EU countries have conducted border controls within the Schengen 205 times since 2015

The head of the European Commission, Ursula von der Leyen, said that between 2006 and 2014 the internal controls of individual borders in the Schengen area were only temporarily introduced 25 times.

The Schengen area is experiencing an acute migration and pandemic crisis, and since the beginning of 2015 border controls have been renewed 205 times at various borders within the Schengen area. This was announced on Monday by the head of the European Commission, Ursula von der Leyen, whose statement was published by the European Commission’s press office.

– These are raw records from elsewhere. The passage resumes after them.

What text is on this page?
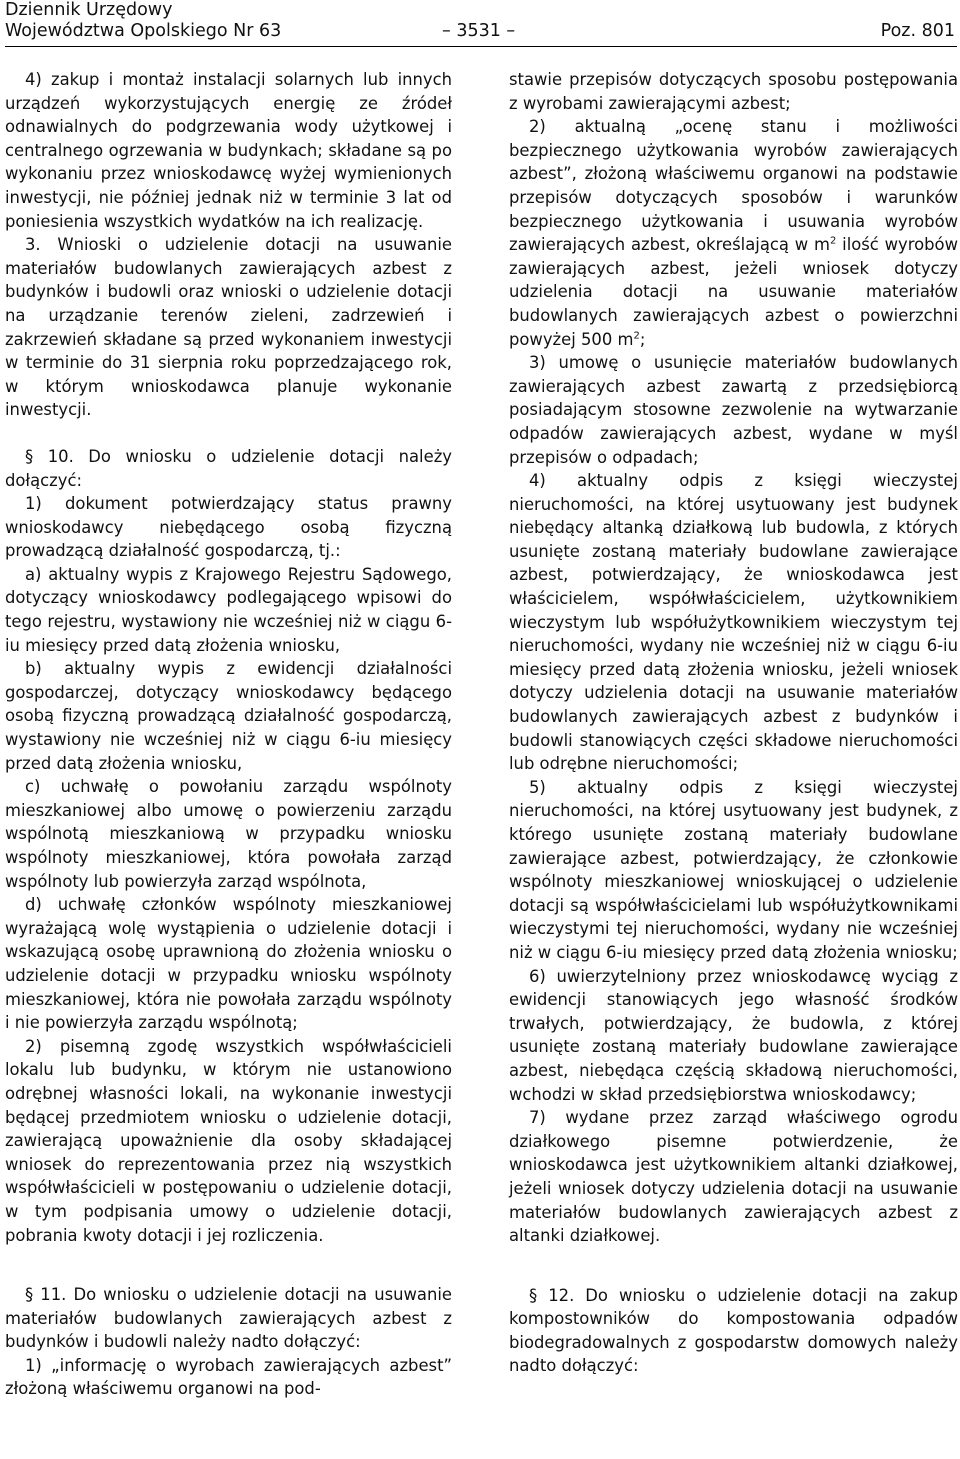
Dziennik Urzędowy
Województwa Opolskiego Nr 63	– 3531 –	Poz. 801

4) zakup i montaż instalacji solarnych lub innych urządzeń wykorzystujących energię ze źródeł odnawialnych do podgrzewania wody użytkowej i centralnego ogrzewania w budynkach; składane są po wykonaniu przez wnioskodawcę wyżej wymienionych inwestycji, nie później jednak niż w terminie 3 lat od poniesienia wszystkich wydatków na ich realizację.

3. Wnioski o udzielenie dotacji na usuwanie materiałów budowlanych zawierających azbest z budynków i budowli oraz wnioski o udzielenie dotacji na urządzanie terenów zieleni, zadrzewień i zakrzewień składane są przed wykonaniem inwestycji w terminie do 31 sierpnia roku poprzedzającego rok, w którym wnioskodawca planuje wykonanie inwestycji.

§ 10. Do wniosku o udzielenie dotacji należy dołączyć:

1) dokument potwierdzający status prawny wnioskodawcy niebędącego osobą fizyczną prowadzącą działalność gospodarczą, tj.:

a) aktualny wypis z Krajowego Rejestru Sądowego, dotyczący wnioskodawcy podlegającego wpisowi do tego rejestru, wystawiony nie wcześniej niż w ciągu 6-iu miesięcy przed datą złożenia wniosku,

b) aktualny wypis z ewidencji działalności gospodarczej, dotyczący wnioskodawcy będącego osobą fizyczną prowadzącą działalność gospodarczą, wystawiony nie wcześniej niż w ciągu 6-iu miesięcy przed datą złożenia wniosku,

c) uchwałę o powołaniu zarządu wspólnoty mieszkaniowej albo umowę o powierzeniu zarządu wspólnotą mieszkaniową w przypadku wniosku wspólnoty mieszkaniowej, która powołała zarząd wspólnoty lub powierzyła zarząd wspólnota,

d) uchwałę członków wspólnoty mieszkaniowej wyrażającą wolę wystąpienia o udzielenie dotacji i wskazującą osobę uprawnioną do złożenia wniosku o udzielenie dotacji w przypadku wniosku wspólnoty mieszkaniowej, która nie powołała zarządu wspólnoty i nie powierzyła zarządu wspólnotą;

2) pisemną zgodę wszystkich współwłaścicieli lokalu lub budynku, w którym nie ustanowiono odrębnej własności lokali, na wykonanie inwestycji będącej przedmiotem wniosku o udzielenie dotacji, zawierającą upoważnienie dla osoby składającej wniosek do reprezentowania przez nią wszystkich współwłaścicieli w postępowaniu o udzielenie dotacji, w tym podpisania umowy o udzielenie dotacji, pobrania kwoty dotacji i jej rozliczenia.

§ 11. Do wniosku o udzielenie dotacji na usuwanie materiałów budowlanych zawierających azbest z budynków i budowli należy nadto dołączyć:

1) „informację o wyrobach zawierających azbest” złożoną właściwemu organowi na pod-

stawie przepisów dotyczących sposobu postępowania z wyrobami zawierającymi azbest;

2) aktualną „ocenę stanu i możliwości bezpiecznego użytkowania wyrobów zawierających azbest”, złożoną właściwemu organowi na podstawie przepisów dotyczących sposobów i warunków bezpiecznego użytkowania i usuwania wyrobów zawierających azbest, określającą w $m^2$ ilość wyrobów zawierających azbest, jeżeli wniosek dotyczy udzielenia dotacji na usuwanie materiałów budowlanych zawierających azbest o powierzchni powyżej 500 $m^2$;

3) umowę o usunięcie materiałów budowlanych zawierających azbest zawartą z przedsiębiorcą posiadającym stosowne zezwolenie na wytwarzanie odpadów zawierających azbest, wydane w myśl przepisów o odpadach;

4) aktualny odpis z księgi wieczystej nieruchomości, na której usytuowany jest budynek niebędący altanką działkową lub budowla, z których usunięte zostaną materiały budowlane zawierające azbest, potwierdzający, że wnioskodawca jest właścicielem, współwłaścicielem, użytkownikiem wieczystym lub współużytkownikiem wieczystym tej nieruchomości, wydany nie wcześniej niż w ciągu 6-iu miesięcy przed datą złożenia wniosku, jeżeli wniosek dotyczy udzielenia dotacji na usuwanie materiałów budowlanych zawierających azbest z budynków i budowli stanowiących części składowe nieruchomości lub odrębne nieruchomości;

5) aktualny odpis z księgi wieczystej nieruchomości, na której usytuowany jest budynek, z którego usunięte zostaną materiały budowlane zawierające azbest, potwierdzający, że członkowie wspólnoty mieszkaniowej wnioskującej o udzielenie dotacji są współwłaścicielami lub współużytkownikami wieczystymi tej nieruchomości, wydany nie wcześniej niż w ciągu 6-iu miesięcy przed datą złożenia wniosku;

6) uwierzytelniony przez wnioskodawcę wyciąg z ewidencji stanowiących jego własność środków trwałych, potwierdzający, że budowla, z której usunięte zostaną materiały budowlane zawierające azbest, niebędąca częścią składową nieruchomości, wchodzi w skład przedsiębiorstwa wnioskodawcy;

7) wydane przez zarząd właściwego ogrodu działkowego pisemne potwierdzenie, że wnioskodawca jest użytkownikiem altanki działkowej, jeżeli wniosek dotyczy udzielenia dotacji na usuwanie materiałów budowlanych zawierających azbest z altanki działkowej.

§ 12. Do wniosku o udzielenie dotacji na zakup kompostowników do kompostowania odpadów biodegradowalnych z gospodarstw domowych należy nadto dołączyć:
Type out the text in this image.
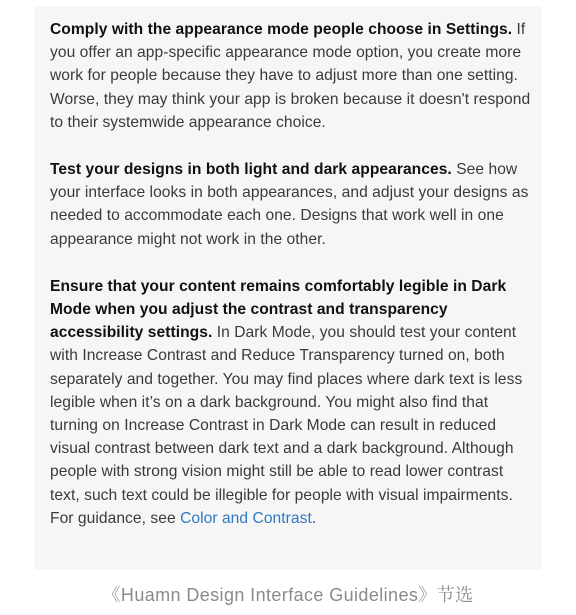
Comply with the appearance mode people choose in Settings. If you offer an app-specific appearance mode option, you create more work for people because they have to adjust more than one setting. Worse, they may think your app is broken because it doesn't respond to their systemwide appearance choice.

Test your designs in both light and dark appearances. See how your interface looks in both appearances, and adjust your designs as needed to accommodate each one. Designs that work well in one appearance might not work in the other.

Ensure that your content remains comfortably legible in Dark Mode when you adjust the contrast and transparency accessibility settings. In Dark Mode, you should test your content with Increase Contrast and Reduce Transparency turned on, both separately and together. You may find places where dark text is less legible when it’s on a dark background. You might also find that turning on Increase Contrast in Dark Mode can result in reduced visual contrast between dark text and a dark background. Although people with strong vision might still be able to read lower contrast text, such text could be illegible for people with visual impairments. For guidance, see Color and Contrast.

《Huamn Design Interface Guidelines》节选
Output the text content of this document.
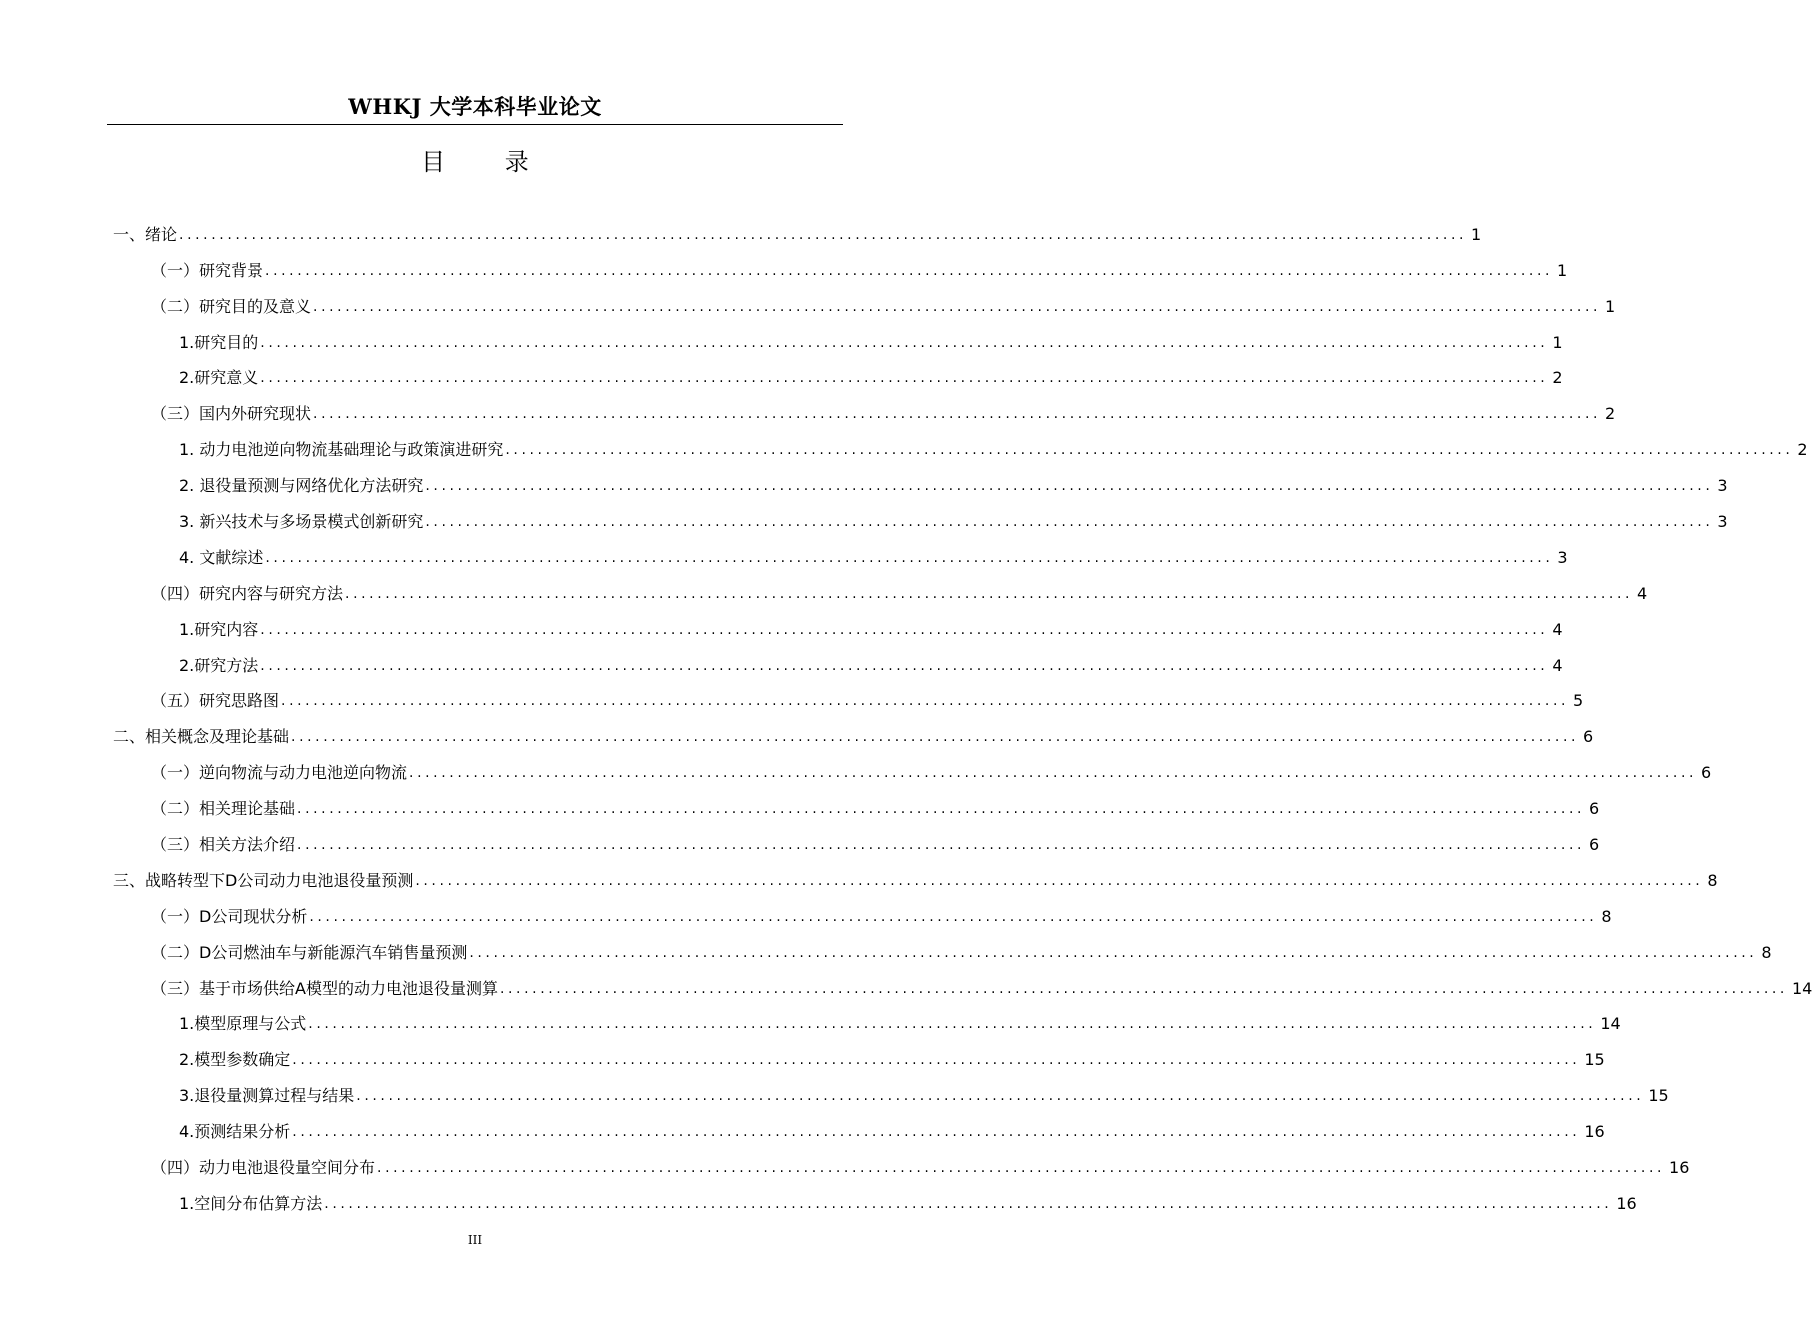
WHKJ 大学本科毕业论文
目 录
一、绪论 ................................................................................................................................................................ 1
（一）研究背景 ................................................................................................................................................................ 1
（二）研究目的及意义 ................................................................................................................................................................ 1
1.研究目的 ................................................................................................................................................................ 1
2.研究意义 ................................................................................................................................................................ 2
（三）国内外研究现状 ................................................................................................................................................................ 2
1. 动力电池逆向物流基础理论与政策演进研究 ................................................................................................................................................................ 2
2. 退役量预测与网络优化方法研究 ................................................................................................................................................................ 3
3. 新兴技术与多场景模式创新研究 ................................................................................................................................................................ 3
4. 文献综述 ................................................................................................................................................................ 3
（四）研究内容与研究方法 ................................................................................................................................................................ 4
1.研究内容 ................................................................................................................................................................ 4
2.研究方法 ................................................................................................................................................................ 4
（五）研究思路图 ................................................................................................................................................................ 5
二、相关概念及理论基础 ................................................................................................................................................................ 6
（一）逆向物流与动力电池逆向物流 ................................................................................................................................................................ 6
（二）相关理论基础 ................................................................................................................................................................ 6
（三）相关方法介绍 ................................................................................................................................................................ 6
三、战略转型下D公司动力电池退役量预测 ................................................................................................................................................................ 8
（一）D公司现状分析 ................................................................................................................................................................ 8
（二）D公司燃油车与新能源汽车销售量预测 ................................................................................................................................................................ 8
（三）基于市场供给A模型的动力电池退役量测算 ................................................................................................................................................................ 14
1.模型原理与公式 ................................................................................................................................................................ 14
2.模型参数确定 ................................................................................................................................................................ 15
3.退役量测算过程与结果 ................................................................................................................................................................ 15
4.预测结果分析 ................................................................................................................................................................ 16
（四）动力电池退役量空间分布 ................................................................................................................................................................ 16
1.空间分布估算方法 ................................................................................................................................................................ 16
III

“From 2006 to 2014, for nine years, internal controls of individual borders [within the Schengen area] were temporarily introduced 25 times. However, since 2015, border controls have been introduced 205 times during the incomplete five years. This is a very significant increase. We need to understand its reasons and respond to them urgently,” she said.

To fight this crisis, von der Leyen called for three main areas of work. Firstly, to significantly increase controls at the external borders of Schengen in order to reduce the number of illegal border crossings. Secondly, police cooperation between the countries in the zone must be significantly expanded in order to monitor migration flows and combat cross-border crime. Thirdly, she called for better Schengen controls at the political level as well as clearer compliance by all EU countries.

“I am convinced that we must continue to develop the Schengen while maintaining its significant benefits,” said the Head of the European Commission.

In 2015, an acute migration crisis began in the EU. In the face of a strong migration flow, since September 2015, EU countries have been implementing border controls within the community one by one. And, in some cases, these measures were valid for up to one year, despite the fact that the deadline for the temporary resumption of border control in emergency circumstances, according to the Schengen Agreement, can not exceed 2 months. The second wave of total border closures began in March this year due to the coronavirus pandemic. This time, it was possible to open the borders by June, but with the second wave of the pandemic in Europe, the risks of new restrictions remain.